Very, very belated update here, but I'm currently making more song-like material as Silence and Secrecy. It's similarly ambitious and conceptual to my earlier sound collage work, but maybe a bit more approachable... although I must emphasise "a bit" there.

My most recent should be of interest to my fellow Ligottians. It's called The Eye of the Storm and it's basically a longer song (and brief introductory intermezzo) about the sort of mood where weird fiction and life become entirely interchangeable—replete with little nods to the likes of "The Spectacles in the Drawer" and "In the Shadow of Another World" and a direct shout-out to "Miss Plarr" near the end.

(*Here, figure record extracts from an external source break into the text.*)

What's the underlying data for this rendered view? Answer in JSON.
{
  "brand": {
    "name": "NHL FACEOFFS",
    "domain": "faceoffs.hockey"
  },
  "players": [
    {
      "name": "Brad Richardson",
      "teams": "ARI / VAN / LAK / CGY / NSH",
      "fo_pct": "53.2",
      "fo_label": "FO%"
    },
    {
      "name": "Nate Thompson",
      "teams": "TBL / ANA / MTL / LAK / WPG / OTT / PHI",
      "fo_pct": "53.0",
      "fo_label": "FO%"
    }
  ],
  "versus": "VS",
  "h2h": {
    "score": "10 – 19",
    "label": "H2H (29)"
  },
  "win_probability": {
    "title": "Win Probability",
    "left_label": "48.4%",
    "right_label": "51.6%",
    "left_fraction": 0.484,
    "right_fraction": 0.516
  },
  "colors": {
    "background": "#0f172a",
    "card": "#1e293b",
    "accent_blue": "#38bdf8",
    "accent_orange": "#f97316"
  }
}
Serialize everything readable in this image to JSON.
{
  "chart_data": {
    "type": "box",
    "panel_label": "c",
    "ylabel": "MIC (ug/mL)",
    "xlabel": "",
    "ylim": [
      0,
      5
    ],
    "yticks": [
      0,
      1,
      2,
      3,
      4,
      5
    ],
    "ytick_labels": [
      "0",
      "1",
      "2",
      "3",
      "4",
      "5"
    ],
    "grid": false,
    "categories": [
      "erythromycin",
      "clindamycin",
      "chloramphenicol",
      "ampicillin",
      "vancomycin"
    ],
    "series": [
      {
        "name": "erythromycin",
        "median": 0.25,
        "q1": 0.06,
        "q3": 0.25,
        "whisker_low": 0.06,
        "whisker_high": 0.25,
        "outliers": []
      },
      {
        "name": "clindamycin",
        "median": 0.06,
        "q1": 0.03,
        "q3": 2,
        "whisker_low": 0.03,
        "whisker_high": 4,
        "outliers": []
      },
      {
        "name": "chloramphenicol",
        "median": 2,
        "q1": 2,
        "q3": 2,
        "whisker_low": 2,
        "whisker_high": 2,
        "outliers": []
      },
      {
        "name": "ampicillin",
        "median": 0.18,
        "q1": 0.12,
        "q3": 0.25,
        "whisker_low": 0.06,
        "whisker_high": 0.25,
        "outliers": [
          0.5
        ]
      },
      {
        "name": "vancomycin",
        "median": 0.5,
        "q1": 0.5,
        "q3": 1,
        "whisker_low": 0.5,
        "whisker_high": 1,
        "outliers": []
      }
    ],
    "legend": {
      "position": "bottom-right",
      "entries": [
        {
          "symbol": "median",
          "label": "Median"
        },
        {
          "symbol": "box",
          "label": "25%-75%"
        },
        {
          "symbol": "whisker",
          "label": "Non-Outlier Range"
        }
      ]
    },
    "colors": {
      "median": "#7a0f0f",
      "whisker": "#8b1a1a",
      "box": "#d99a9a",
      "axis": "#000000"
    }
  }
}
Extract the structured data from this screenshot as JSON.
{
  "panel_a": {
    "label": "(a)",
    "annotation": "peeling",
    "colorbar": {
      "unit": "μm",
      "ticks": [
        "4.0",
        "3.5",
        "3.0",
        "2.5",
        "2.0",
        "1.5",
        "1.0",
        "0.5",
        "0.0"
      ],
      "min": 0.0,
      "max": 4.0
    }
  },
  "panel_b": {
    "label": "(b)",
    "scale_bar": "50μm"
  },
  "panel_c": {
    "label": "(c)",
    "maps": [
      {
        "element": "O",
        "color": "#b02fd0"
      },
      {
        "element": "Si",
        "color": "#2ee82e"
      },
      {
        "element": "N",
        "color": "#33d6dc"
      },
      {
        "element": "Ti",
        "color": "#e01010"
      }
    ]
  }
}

Die Alone is something of a double album (or digital C-90, really) covering much more ground but ultimately rooted in the themes of love, death, and the sort of morbid eroticism and corrupt romanticism that often links the two. There are yet more literary nods and themes, some also Ligotti-adjacent, others a bit closer to the mainstream. But again, only that littlest bit.
 
It's good to be back now and again. I just find that I have little to contribute much of the time, maugre the occasional observation. But I might make more of a presence of myself here again henceforth, should I find something worthwhile to say.

...it's odd to realise, come to think of it, how much Ligotti has been an influence on my work in the long run; and more curiously, how the music I encountered through this site has come to define what I do now. I definitely have you and Dr. Bantham to thank for my current path, on some level. It is much appreciated.